Each edge was stored as a Document, with the nodes as Fields of the document that I could then search for.
It performs well enough, and query times for fetching in and outbound links from a node would be acceptable to a user using it as a web based tool. But for computationally intensive, batch calculations where I am doing many 100000s queries I am not satisfied with the query times I'm getting. I get the sense that I am definitely misusing Lucene so I'm working on a second Berkeley DB based implementation so that I can do a side by side comparison of the two. If I get a chance to post the results here I will do.

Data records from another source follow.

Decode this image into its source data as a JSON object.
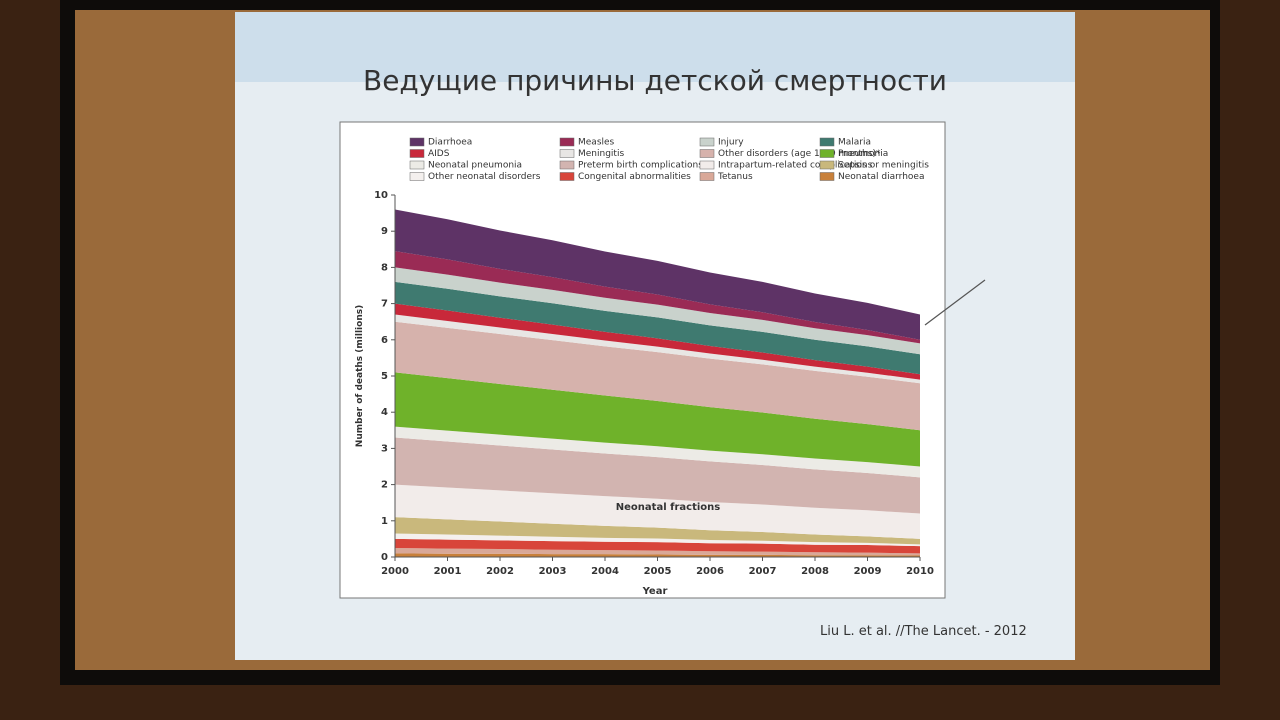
{
  "chart_data": {
    "type": "stacked-area",
    "title": "Ведущие причины детской смертности",
    "y_label": "Number of deaths (millions)",
    "x_label": "Year",
    "annotation": "Neonatal fractions",
    "citation": "Liu L. et al. //The Lancet. - 2012",
    "x": [
      2000,
      2001,
      2002,
      2003,
      2004,
      2005,
      2006,
      2007,
      2008,
      2009,
      2010
    ],
    "xlim": [
      2000,
      2010
    ],
    "xticks": [
      2000,
      2001,
      2002,
      2003,
      2004,
      2005,
      2006,
      2007,
      2008,
      2009,
      2010
    ],
    "ylim": [
      0,
      10
    ],
    "yticks": [
      0,
      1,
      2,
      3,
      4,
      5,
      6,
      7,
      8,
      9,
      10
    ],
    "series": [
      {
        "name": "Neonatal diarrhoea",
        "color": "#c8803a",
        "values": [
          0.1,
          0.09,
          0.09,
          0.08,
          0.08,
          0.07,
          0.06,
          0.06,
          0.05,
          0.05,
          0.04
        ]
      },
      {
        "name": "Tetanus",
        "color": "#d9a898",
        "values": [
          0.15,
          0.14,
          0.13,
          0.12,
          0.11,
          0.11,
          0.1,
          0.09,
          0.08,
          0.07,
          0.06
        ]
      },
      {
        "name": "Congenital abnormalities",
        "color": "#d8453a",
        "values": [
          0.25,
          0.25,
          0.24,
          0.24,
          0.23,
          0.23,
          0.22,
          0.22,
          0.21,
          0.21,
          0.2
        ]
      },
      {
        "name": "Other neonatal disorders",
        "color": "#f4f0ee",
        "values": [
          0.15,
          0.14,
          0.13,
          0.12,
          0.11,
          0.1,
          0.09,
          0.08,
          0.07,
          0.06,
          0.05
        ]
      },
      {
        "name": "Sepsis or meningitis",
        "color": "#c9b87c",
        "values": [
          0.45,
          0.42,
          0.39,
          0.36,
          0.33,
          0.3,
          0.27,
          0.24,
          0.21,
          0.18,
          0.15
        ]
      },
      {
        "name": "Intrapartum-related complications",
        "color": "#f2ecea",
        "values": [
          0.9,
          0.88,
          0.86,
          0.84,
          0.82,
          0.8,
          0.78,
          0.76,
          0.74,
          0.72,
          0.7
        ]
      },
      {
        "name": "Preterm birth complications",
        "color": "#d2b4b0",
        "values": [
          1.3,
          1.27,
          1.24,
          1.21,
          1.18,
          1.15,
          1.12,
          1.09,
          1.06,
          1.03,
          1.0
        ]
      },
      {
        "name": "Neonatal pneumonia",
        "color": "#ecebe6",
        "values": [
          0.3,
          0.3,
          0.3,
          0.3,
          0.3,
          0.3,
          0.3,
          0.3,
          0.3,
          0.3,
          0.3
        ]
      },
      {
        "name": "Pneumonia",
        "color": "#6fb22a",
        "values": [
          1.5,
          1.45,
          1.4,
          1.35,
          1.3,
          1.25,
          1.2,
          1.15,
          1.1,
          1.05,
          1.0
        ]
      },
      {
        "name": "Other disorders (age 1–59 months)*",
        "color": "#d6b2ac",
        "values": [
          1.4,
          1.39,
          1.38,
          1.37,
          1.36,
          1.35,
          1.34,
          1.33,
          1.32,
          1.31,
          1.3
        ]
      },
      {
        "name": "Meningitis",
        "color": "#e8e6e4",
        "values": [
          0.2,
          0.19,
          0.18,
          0.17,
          0.16,
          0.15,
          0.14,
          0.13,
          0.12,
          0.11,
          0.1
        ]
      },
      {
        "name": "AIDS",
        "color": "#c8283a",
        "values": [
          0.3,
          0.29,
          0.27,
          0.26,
          0.24,
          0.23,
          0.21,
          0.2,
          0.18,
          0.17,
          0.15
        ]
      },
      {
        "name": "Malaria",
        "color": "#3f7a70",
        "values": [
          0.6,
          0.6,
          0.59,
          0.59,
          0.58,
          0.58,
          0.57,
          0.57,
          0.56,
          0.56,
          0.55
        ]
      },
      {
        "name": "Injury",
        "color": "#c9d2cc",
        "values": [
          0.4,
          0.39,
          0.38,
          0.37,
          0.36,
          0.35,
          0.34,
          0.33,
          0.32,
          0.31,
          0.3
        ]
      },
      {
        "name": "Measles",
        "color": "#9a2b55",
        "values": [
          0.45,
          0.42,
          0.38,
          0.35,
          0.31,
          0.28,
          0.24,
          0.21,
          0.17,
          0.14,
          0.1
        ]
      },
      {
        "name": "Diarrhoea",
        "color": "#5e3366",
        "values": [
          1.15,
          1.11,
          1.06,
          1.02,
          0.97,
          0.93,
          0.88,
          0.84,
          0.79,
          0.75,
          0.7
        ]
      }
    ]
  }
}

However, my data requirements are much larger than yours at > 3GB, more than could fit in my available memory. As a result the Lucene index I used was on disk, but with Lucene you can use a "RAMDirectory" index in which case the whole thing will be stored in memory, which may well suit your needs.
Correct me if I'm wrong, but since each node is list of the linked nodes, seems to me a DB with a schema is more of a burden than an advantage.
It also sound like Google App Engine would be right up your alley:
It's optimized for reading - and there's memcached if you want it even faster
it's distributed - so the size doesn't affect efficiency
Of course if you somehow rely on Relational DB to find the path, it won't work for you...
And I just noticed that the q is 4 months old
So you have a graph as your data and want to perform a classic graph operation. I can't see what other technology could fit better than a graph database.